La France, pionnière d’un Pesticide Ban global ?
La décision de la France de vouloir aller « plus loin » dans l’interdiction de certains pesticides reflète une tendance mondiale. De nombreux pays cherchent à réduire leur dépendance aux produits phytosanitaires les plus problématiques. Par exemple, des discussions similaires ont lieu dans des pays comme la Tunisie, où le Ministère de l’Agriculture travaille sur des stratégies pour une agriculture plus durable et une meilleure gestion des risques liés aux pesticides. Ces efforts coordonnés à l’échelle internationale sont indispensables pour relever les défis environnementaux communs.
La création d’une Agence française pour la biodiversité, prévue pour 2015 et dont le projet de loi devait être présenté au Parlement en mai, témoigne également de l’engagement français. Cette agence aura pour mission de coordonner les actions en faveur de la biodiversité et de la préservation des écosystèmes. La France se positionne ainsi comme un acteur clé dans la promotion d’un Pesticide Ban plus ambitieux et dans la recherche de solutions durables pour l’agriculture. L’innovation dans le domaine des solutions alternatives, telle que proposée par des entreprises comme celles présentes sur HortiTecNews, est également un levier essentiel pour accompagner cette transition.
Questions Fréquentes sur le Pesticide Ban
Pourquoi le prix des pesticides autorisés peut-il augmenter suite à un Pesticide Ban ?

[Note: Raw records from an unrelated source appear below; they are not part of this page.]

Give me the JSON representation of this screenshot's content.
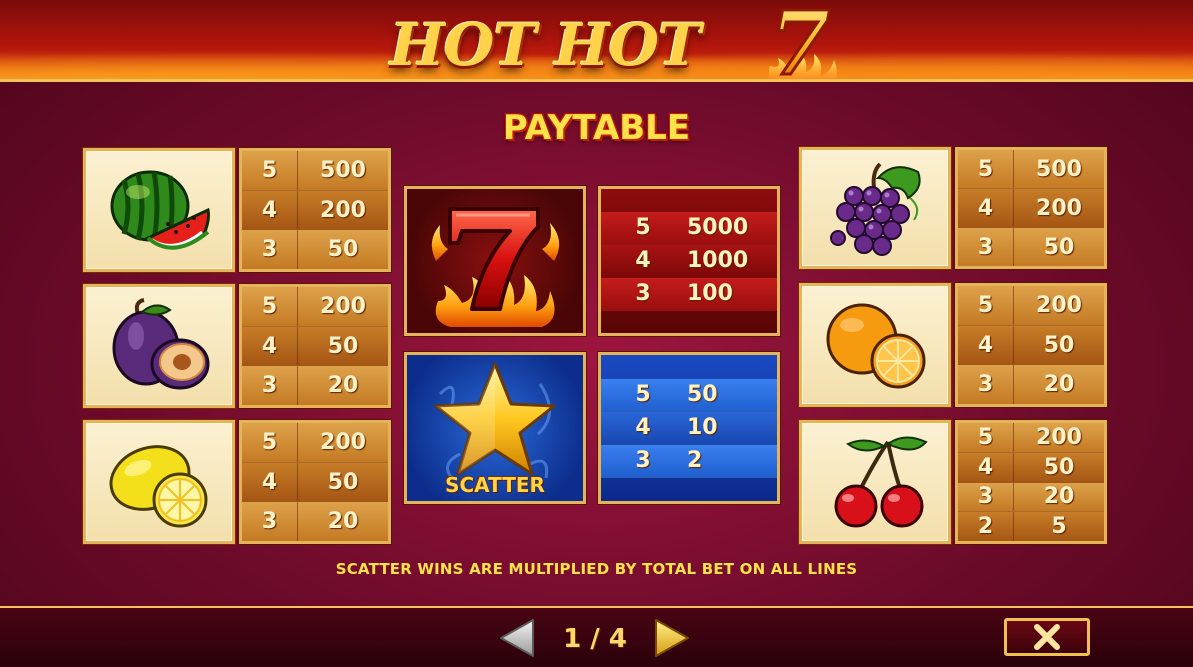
{
  "header": {
    "logo_text": "HOT HOT",
    "logo_number": "7"
  },
  "title": "PAYTABLE",
  "left_symbols": [
    {
      "icon": "watermelon-icon",
      "pays": [
        {
          "count": "5",
          "value": "500"
        },
        {
          "count": "4",
          "value": "200"
        },
        {
          "count": "3",
          "value": "50"
        }
      ]
    },
    {
      "icon": "plum-icon",
      "pays": [
        {
          "count": "5",
          "value": "200"
        },
        {
          "count": "4",
          "value": "50"
        },
        {
          "count": "3",
          "value": "20"
        }
      ]
    },
    {
      "icon": "lemon-icon",
      "pays": [
        {
          "count": "5",
          "value": "200"
        },
        {
          "count": "4",
          "value": "50"
        },
        {
          "count": "3",
          "value": "20"
        }
      ]
    }
  ],
  "center_symbols": [
    {
      "icon": "fire-seven-icon",
      "pays": [
        {
          "count": "5",
          "value": "5000"
        },
        {
          "count": "4",
          "value": "1000"
        },
        {
          "count": "3",
          "value": "100"
        }
      ]
    },
    {
      "icon": "star-scatter-icon",
      "label": "SCATTER",
      "pays": [
        {
          "count": "5",
          "value": "50"
        },
        {
          "count": "4",
          "value": "10"
        },
        {
          "count": "3",
          "value": "2"
        }
      ]
    }
  ],
  "right_symbols": [
    {
      "icon": "grapes-icon",
      "pays": [
        {
          "count": "5",
          "value": "500"
        },
        {
          "count": "4",
          "value": "200"
        },
        {
          "count": "3",
          "value": "50"
        }
      ]
    },
    {
      "icon": "orange-icon",
      "pays": [
        {
          "count": "5",
          "value": "200"
        },
        {
          "count": "4",
          "value": "50"
        },
        {
          "count": "3",
          "value": "20"
        }
      ]
    },
    {
      "icon": "cherries-icon",
      "pays": [
        {
          "count": "5",
          "value": "200"
        },
        {
          "count": "4",
          "value": "50"
        },
        {
          "count": "3",
          "value": "20"
        },
        {
          "count": "2",
          "value": "5"
        }
      ]
    }
  ],
  "note": "SCATTER WINS ARE MULTIPLIED BY TOTAL BET ON ALL LINES",
  "footer": {
    "page": "1 / 4",
    "close_icon": "close-icon",
    "prev_icon": "arrow-left-icon",
    "next_icon": "arrow-right-icon"
  },
  "colors": {
    "accent_gold": "#f4c25a",
    "title_yellow": "#ffe14a",
    "background": "#8a1238"
  }
}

L’interdiction de certains pesticides peut entraîner une augmentation de la demande pour les substances alternatives autorisées. Si l’offre n’augmente pas proportionnellement ou si les alternatives sont intrinsèquement plus coûteuses à produire ou à formuler, les prix peuvent s’envoler. De plus, les coûts de recherche et de développement pour de nouvelles molécules plus respectueuses de l’environnement sont élevés, et ces coûts sont répercutés sur le prix de vente.
Quelles sont les alternatives concrètes aux pesticides pour les agriculteurs ?

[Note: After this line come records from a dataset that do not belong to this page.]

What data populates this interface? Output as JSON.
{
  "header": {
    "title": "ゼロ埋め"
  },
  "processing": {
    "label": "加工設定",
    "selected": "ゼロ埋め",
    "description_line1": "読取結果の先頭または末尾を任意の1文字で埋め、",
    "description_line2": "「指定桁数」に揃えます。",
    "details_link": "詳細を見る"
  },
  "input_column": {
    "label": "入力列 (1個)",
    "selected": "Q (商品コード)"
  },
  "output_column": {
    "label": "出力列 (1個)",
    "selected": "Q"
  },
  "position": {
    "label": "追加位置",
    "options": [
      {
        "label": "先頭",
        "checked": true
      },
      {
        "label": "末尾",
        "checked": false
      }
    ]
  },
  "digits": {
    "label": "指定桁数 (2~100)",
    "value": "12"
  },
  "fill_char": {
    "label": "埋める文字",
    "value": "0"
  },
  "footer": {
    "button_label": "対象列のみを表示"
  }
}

Les alternatives sont diverses et souvent combinées dans une approche d’agroécologie : lutte biologique (utilisation d’ennemis naturels des ravageurs), utilisation de biopesticides (produits d’origine naturelle), rotation des cultures pour casser les cycles des ravageurs et des maladies, choix de variétés résistantes, utilisation de pièges, et mise en place de bandes fleuries pour favoriser les auxiliaires.
Le Pesticide Ban signifie-t-il la fin de l’agriculture telle que nous la connaissons ?
Non, le Pesticide Ban ne signifie pas la fin de l’agriculture, mais plutôt une transformation profonde de ses pratiques. Il s’agit d’une transition vers des modèles plus durables, qui visent à réduire la dépendance aux intrants chimiques tout en maintenant la productivité et la rentabilité. Cette transition est complexe mais nécessaire pour la pérennité de notre agriculture et de notre environnement.